Mr. WEISBERG: Well, did just fine. I don't think there were absolutely any surprises, no curveballs. I think the conference was completely transparent, which I think it was intended to do. But I really don't think anybody expected to hear any answers from the Fed chairman other than, you know, what they got, which was basically stay the course and there's no quick fix.
BLOCK: And bravo to you, Ted, who are not using the cliche that the market does not like surprises in that answer.
(Soundbite of laughter)
BLOCK: We did hear Chairman Bernanke in the news conference today saying he's very confident in the strength and dynamism of the U.S. economy in the long-run. Do you agree with that assessment?
Mr. WEISBERG: Well, I think so. I think, you know, every day we get up and the glass needs to be half-full. If it's not half-full then obviously we have other issues. And I think that was clearly the message that he left everybody with. I refer to it as the lack-of-real message, you know, one-more-for-the-Gipper kind of thing.
(Soundbite of laughter)
Mr. WEISBERG: But I think it was - I think it needed to be said. You know, the issue of course for the economy and for the Fed chairman is one of time. And unfortunately most of us don't have a lot of patience and we want quick fixes for very real reasons. Especially if you're not working and need a job, obviously you're going to interpret what was said today a little differently than if you are working and don't need a job.
But it's a time issue and I think he got that message out pretty good; that they're going to stay the course, things are working ever so slowly but working in a positive fashion. And he thinks at the end of the day that his policies will in fact have very positive results for the U.S. economy.
BLOCK: Yeah. Chairman Bernanke was asked a few different ways about higher gas prices, higher food prices. Did you think he had much to add on that in terms of what the Fed could do about that?
Mr. WEISBERG: Well, I'm not sure. Those are two great questions, because clearly that's where the rubber meets the road for most of us; it's either at the gas pump or in the grocery store. And though we know that when the Fed looks at core inflation they conveniently are allowed to leave out energy prices and food prices, and of course that's what impacts most Americans on a daily basis. And clearly there is inflation at the gas pump and there is inflation in the grocery store.
And unfortunately, I think the current Fed policies are to a certain degree stimulating those increases in prices. And unfortunately, I guess, you just can't have it both ways. And so he did say that he thinks that what we see at the gas pump will subside going forward. And I assume that also means that the price increases that we've seen in the grocery store will also begin to abate and hopefully go the other way. But of course that remains to be seen.
BLOCK: Yeah. I noticed he used some nautical terminology talking about inflation. He said: If it becomes unmoored, was the word he chose, it would require Fed action. For now, he said inflation expectations are well anchored.
Mr. WEISBERG: Right, unmoored. Yes, a nautical term; something I know well.
(Soundbite of laughter)
Mr.
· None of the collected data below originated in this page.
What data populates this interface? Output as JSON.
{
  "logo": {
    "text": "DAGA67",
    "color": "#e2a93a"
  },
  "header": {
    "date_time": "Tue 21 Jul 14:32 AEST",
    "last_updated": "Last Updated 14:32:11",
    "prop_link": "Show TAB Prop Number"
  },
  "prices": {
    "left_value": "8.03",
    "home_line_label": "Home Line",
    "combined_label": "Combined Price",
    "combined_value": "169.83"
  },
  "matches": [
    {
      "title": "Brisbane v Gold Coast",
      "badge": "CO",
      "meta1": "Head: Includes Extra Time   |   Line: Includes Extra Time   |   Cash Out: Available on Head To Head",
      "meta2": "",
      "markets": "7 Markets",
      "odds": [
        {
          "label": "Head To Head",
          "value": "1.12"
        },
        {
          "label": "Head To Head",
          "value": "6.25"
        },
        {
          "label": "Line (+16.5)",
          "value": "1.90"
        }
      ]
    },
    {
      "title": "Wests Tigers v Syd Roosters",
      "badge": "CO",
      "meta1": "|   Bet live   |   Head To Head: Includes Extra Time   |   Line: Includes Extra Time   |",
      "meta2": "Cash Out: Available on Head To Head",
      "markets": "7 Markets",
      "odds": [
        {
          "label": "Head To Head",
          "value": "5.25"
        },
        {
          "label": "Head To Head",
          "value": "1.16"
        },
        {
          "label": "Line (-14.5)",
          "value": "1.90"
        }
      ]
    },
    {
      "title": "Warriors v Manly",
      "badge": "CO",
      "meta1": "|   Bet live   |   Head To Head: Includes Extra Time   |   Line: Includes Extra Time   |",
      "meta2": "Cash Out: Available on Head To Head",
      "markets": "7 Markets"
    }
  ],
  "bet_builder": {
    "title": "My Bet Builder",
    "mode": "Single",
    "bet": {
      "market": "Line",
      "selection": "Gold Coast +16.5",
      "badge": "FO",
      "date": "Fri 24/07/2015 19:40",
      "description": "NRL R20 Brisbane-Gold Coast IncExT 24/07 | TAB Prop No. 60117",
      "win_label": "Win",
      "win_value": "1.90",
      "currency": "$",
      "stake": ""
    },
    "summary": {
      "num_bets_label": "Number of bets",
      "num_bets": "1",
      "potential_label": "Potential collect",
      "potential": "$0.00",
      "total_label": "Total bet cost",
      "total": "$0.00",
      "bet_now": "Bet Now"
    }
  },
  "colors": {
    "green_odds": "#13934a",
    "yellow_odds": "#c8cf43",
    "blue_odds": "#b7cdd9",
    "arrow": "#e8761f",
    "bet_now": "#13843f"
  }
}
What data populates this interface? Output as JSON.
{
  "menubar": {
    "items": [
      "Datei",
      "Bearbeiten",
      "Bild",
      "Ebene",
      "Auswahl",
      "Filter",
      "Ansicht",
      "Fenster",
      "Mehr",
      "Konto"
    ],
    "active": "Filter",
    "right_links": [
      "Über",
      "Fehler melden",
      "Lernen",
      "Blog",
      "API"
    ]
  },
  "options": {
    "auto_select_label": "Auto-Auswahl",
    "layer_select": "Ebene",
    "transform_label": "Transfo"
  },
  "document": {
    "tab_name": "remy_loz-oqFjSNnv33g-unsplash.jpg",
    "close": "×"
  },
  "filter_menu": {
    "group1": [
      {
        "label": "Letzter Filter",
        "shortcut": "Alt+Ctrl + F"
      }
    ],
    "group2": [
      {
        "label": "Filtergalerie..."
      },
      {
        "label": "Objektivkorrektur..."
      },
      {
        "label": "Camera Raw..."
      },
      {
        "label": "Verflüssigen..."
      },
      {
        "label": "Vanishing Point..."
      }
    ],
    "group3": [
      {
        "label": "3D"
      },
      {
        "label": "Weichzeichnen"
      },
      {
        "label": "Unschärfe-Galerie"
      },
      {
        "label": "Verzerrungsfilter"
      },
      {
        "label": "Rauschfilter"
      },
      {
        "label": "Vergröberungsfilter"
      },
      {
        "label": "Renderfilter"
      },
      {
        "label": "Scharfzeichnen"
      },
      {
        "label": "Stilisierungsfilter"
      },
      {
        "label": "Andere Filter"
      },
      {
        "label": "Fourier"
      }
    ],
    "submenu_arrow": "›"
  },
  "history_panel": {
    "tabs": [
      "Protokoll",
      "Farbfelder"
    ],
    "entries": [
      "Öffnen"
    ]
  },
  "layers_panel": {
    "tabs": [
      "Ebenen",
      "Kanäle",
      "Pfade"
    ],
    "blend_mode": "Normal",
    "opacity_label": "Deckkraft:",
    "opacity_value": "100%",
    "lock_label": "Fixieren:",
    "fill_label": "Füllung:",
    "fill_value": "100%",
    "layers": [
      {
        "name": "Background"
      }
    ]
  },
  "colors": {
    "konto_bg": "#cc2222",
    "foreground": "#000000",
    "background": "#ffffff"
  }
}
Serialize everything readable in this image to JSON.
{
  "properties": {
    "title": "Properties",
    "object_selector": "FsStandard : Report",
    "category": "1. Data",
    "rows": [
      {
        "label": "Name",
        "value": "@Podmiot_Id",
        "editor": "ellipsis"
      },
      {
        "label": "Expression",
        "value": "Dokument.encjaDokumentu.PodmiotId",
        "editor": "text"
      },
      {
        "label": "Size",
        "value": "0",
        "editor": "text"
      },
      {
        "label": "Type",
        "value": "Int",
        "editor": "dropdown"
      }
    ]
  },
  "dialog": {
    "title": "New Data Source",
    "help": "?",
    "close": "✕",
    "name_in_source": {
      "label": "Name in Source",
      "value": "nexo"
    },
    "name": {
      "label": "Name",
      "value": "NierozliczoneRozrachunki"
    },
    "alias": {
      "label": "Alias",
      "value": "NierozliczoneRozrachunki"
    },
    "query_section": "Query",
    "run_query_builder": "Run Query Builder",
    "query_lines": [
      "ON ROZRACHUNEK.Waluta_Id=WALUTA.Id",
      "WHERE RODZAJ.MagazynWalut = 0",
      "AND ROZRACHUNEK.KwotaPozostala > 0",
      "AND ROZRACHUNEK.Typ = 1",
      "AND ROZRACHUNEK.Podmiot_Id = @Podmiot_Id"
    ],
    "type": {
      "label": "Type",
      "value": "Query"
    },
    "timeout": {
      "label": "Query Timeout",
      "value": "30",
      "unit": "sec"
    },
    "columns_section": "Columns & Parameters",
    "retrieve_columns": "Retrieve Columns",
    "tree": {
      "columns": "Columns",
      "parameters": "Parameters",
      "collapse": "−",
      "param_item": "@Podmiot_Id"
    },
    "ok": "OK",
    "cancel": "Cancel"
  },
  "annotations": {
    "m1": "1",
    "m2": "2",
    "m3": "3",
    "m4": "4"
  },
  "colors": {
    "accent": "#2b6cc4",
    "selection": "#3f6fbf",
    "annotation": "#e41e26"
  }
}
WEISBERG: Set loose, afoot, right?
I think clearly - I think that was in deference to the issues at the gas pump and in the grocery store, which every American feels on a daily basis in one form or another. And this is clearly going to be a problem for him going forward, because if he the commodities and the energy sectors don't cooperate for whatever reasons - and a lot of what's driving those prices are not in his control - then clearly they are going to have to shift gears and do something to help rein that in.
Mr. WEISBERG: OK, Ted. Good to talk to you again. Thanks so much.
That's Ted Weisberg, president of Seaport Securities in New York, talking with us about today's rare news conference with Federal Reserve Chairman Ben Bernanke.